Are we there yet? – As far as employee jobs / payrolls data are concerned Northern Ireland has recovered from the pandemic and some. But overall employment (includes self-employment) and total hours worked have not yet returned to their pre-Covid levels. In the three months to April 2022 there were 852k people in employment. That’s 24k fewer (-2.7%) than Q4 2019. There are also 24k more people (+8%) aged 16-64 years who are economically inactive (neither in work or looking for work). This increase has largely been due to a move into education. NI’s economic inactivity rate of 27.8% compares with 25.8% in Q4-2019. Northern Ireland’s employment rate is over 2 percentage points below pre-pandemic levels – 70.2% Feb-April 2022 versus 72.4% in Q4 2019. The lack of recovery in the employment rate is due to the slump in self-employment. During the latest period there were 100k self-employed in NI, that’s 34k below Q4-2019 levels (-25%). This factor also explains why total hours worked in Northern Ireland remains 4.1% below pre-pandemic levels.

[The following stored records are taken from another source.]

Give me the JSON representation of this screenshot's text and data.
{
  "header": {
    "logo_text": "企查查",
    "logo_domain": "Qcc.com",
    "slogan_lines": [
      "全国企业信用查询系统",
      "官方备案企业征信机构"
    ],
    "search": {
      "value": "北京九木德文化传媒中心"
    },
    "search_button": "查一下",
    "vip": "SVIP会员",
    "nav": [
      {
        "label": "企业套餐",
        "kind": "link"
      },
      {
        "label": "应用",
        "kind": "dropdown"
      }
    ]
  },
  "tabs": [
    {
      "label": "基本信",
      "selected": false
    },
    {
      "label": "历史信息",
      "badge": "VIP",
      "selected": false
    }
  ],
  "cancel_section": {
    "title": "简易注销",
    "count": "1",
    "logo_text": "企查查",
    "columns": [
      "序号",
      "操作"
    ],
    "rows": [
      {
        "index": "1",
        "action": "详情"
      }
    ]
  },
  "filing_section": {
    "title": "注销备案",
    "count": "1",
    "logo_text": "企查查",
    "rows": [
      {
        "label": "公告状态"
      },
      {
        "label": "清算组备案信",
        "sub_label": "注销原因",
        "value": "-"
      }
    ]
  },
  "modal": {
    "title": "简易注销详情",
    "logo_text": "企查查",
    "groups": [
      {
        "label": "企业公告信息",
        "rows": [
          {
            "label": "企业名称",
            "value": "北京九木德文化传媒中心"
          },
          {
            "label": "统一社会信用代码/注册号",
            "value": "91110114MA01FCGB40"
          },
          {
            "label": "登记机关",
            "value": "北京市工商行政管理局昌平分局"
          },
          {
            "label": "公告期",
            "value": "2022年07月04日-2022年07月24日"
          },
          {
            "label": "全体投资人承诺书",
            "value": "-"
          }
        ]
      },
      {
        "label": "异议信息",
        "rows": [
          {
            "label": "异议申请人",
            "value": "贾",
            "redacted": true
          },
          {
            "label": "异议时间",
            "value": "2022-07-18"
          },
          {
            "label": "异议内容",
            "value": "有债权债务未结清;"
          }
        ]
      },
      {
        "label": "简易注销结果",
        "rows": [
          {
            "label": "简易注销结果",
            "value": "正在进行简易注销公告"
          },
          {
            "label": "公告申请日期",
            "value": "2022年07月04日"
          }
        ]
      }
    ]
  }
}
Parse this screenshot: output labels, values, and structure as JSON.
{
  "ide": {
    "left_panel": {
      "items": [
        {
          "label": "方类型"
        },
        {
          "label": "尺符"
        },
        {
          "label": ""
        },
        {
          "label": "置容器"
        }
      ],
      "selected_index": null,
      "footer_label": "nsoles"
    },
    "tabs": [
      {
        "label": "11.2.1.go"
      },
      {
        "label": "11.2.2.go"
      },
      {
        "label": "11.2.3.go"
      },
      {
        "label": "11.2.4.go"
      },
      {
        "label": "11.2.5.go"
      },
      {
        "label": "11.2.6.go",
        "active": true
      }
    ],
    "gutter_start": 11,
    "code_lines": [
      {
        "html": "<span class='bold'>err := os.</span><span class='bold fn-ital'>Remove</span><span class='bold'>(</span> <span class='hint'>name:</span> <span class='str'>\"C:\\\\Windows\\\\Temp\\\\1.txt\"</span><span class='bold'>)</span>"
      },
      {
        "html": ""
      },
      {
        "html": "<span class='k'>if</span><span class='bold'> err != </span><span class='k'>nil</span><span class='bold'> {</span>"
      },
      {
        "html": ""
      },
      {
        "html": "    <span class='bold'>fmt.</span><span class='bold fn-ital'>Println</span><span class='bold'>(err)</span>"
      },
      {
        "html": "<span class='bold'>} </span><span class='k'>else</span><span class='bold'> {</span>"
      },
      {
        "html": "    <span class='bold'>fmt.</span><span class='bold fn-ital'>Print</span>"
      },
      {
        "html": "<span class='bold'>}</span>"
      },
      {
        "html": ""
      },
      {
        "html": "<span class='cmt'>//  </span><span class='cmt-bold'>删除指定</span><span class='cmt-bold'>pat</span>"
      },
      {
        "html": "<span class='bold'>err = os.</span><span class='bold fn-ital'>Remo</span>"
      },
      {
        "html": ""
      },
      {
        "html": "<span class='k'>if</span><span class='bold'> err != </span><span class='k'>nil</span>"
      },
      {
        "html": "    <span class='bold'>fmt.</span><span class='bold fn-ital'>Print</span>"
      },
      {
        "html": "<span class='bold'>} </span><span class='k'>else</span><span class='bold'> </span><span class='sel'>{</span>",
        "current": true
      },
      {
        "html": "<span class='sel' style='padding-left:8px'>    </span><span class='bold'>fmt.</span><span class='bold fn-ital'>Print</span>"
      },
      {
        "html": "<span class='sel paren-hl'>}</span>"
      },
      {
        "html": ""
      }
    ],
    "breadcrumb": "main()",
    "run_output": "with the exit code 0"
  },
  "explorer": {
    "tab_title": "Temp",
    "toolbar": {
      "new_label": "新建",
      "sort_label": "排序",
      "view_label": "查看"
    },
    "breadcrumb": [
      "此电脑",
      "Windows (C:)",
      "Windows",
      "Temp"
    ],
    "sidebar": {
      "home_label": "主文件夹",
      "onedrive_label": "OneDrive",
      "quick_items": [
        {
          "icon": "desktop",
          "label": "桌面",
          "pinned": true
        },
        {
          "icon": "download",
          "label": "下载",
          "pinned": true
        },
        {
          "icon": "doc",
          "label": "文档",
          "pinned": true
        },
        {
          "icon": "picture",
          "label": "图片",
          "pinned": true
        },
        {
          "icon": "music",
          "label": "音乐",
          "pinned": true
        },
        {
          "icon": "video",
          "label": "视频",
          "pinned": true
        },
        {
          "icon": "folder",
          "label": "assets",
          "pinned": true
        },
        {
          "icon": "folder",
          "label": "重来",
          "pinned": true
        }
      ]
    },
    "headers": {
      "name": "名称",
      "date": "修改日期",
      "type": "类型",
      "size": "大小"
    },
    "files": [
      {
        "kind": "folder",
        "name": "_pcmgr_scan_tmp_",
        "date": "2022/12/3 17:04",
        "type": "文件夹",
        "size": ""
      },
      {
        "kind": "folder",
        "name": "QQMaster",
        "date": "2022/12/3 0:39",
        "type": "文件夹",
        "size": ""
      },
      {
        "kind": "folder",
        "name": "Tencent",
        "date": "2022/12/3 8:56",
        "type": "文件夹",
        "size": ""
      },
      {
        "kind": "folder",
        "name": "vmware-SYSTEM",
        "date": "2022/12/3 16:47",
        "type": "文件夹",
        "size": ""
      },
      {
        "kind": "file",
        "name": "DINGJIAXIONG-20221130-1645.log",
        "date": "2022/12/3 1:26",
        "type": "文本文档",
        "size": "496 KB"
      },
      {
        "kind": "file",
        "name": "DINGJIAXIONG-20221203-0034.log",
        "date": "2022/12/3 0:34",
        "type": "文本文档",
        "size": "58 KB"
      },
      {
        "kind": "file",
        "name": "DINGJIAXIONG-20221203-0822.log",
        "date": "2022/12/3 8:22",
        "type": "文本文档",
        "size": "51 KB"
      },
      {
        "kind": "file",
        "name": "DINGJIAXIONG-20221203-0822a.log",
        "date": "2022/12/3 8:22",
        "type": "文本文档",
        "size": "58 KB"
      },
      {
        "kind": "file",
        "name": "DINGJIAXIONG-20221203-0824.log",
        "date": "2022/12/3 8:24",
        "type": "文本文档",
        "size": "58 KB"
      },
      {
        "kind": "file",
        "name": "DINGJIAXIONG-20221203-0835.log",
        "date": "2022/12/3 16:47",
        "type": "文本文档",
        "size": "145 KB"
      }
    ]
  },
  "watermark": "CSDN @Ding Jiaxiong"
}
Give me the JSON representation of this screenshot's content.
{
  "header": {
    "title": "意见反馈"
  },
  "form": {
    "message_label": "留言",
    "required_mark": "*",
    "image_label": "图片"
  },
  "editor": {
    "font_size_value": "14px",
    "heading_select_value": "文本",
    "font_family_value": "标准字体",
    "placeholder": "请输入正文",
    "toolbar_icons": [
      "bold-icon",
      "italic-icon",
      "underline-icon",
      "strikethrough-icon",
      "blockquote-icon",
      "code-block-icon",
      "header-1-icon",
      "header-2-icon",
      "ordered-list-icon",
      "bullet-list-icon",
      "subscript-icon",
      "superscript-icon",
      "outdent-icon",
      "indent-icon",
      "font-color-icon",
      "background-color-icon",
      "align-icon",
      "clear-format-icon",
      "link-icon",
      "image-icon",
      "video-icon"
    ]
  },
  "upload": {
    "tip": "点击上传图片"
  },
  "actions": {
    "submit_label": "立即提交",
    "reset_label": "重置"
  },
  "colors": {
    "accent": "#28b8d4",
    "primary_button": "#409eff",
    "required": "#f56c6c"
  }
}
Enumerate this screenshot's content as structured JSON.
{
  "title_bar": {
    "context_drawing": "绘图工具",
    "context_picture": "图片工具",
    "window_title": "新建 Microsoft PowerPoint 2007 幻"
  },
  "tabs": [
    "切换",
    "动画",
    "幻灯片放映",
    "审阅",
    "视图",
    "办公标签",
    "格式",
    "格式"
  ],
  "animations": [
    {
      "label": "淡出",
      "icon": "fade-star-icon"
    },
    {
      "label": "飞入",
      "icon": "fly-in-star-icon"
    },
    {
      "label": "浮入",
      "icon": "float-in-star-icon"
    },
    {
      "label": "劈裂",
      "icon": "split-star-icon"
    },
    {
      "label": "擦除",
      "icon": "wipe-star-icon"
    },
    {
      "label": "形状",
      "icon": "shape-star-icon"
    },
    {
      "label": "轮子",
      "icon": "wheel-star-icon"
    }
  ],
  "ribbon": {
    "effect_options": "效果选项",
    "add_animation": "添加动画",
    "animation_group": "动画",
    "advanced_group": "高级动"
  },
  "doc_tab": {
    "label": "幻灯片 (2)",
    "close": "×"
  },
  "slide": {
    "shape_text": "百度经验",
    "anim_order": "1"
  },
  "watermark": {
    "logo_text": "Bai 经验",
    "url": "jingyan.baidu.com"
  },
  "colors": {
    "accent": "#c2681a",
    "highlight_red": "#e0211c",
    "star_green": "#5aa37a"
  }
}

As good as it gets? – Overall, an encouraging set of labour market statistics. However, the labour market is a lagging indicator of economic activity so this is all rear view mirror stuff. The economic outlook at home and abroad has darkened. So Q2 / Q3’s labour market could be as good as it gets. A deterioration in the labour market and higher unemployment are invariably viewed as a bad thing, however this is not necessarily the case. An economic slowdown and a modest increase in unemployment should help to alleviate some of the problems local employers face in the current red-hot labour market such as skills shortages and wage pressures.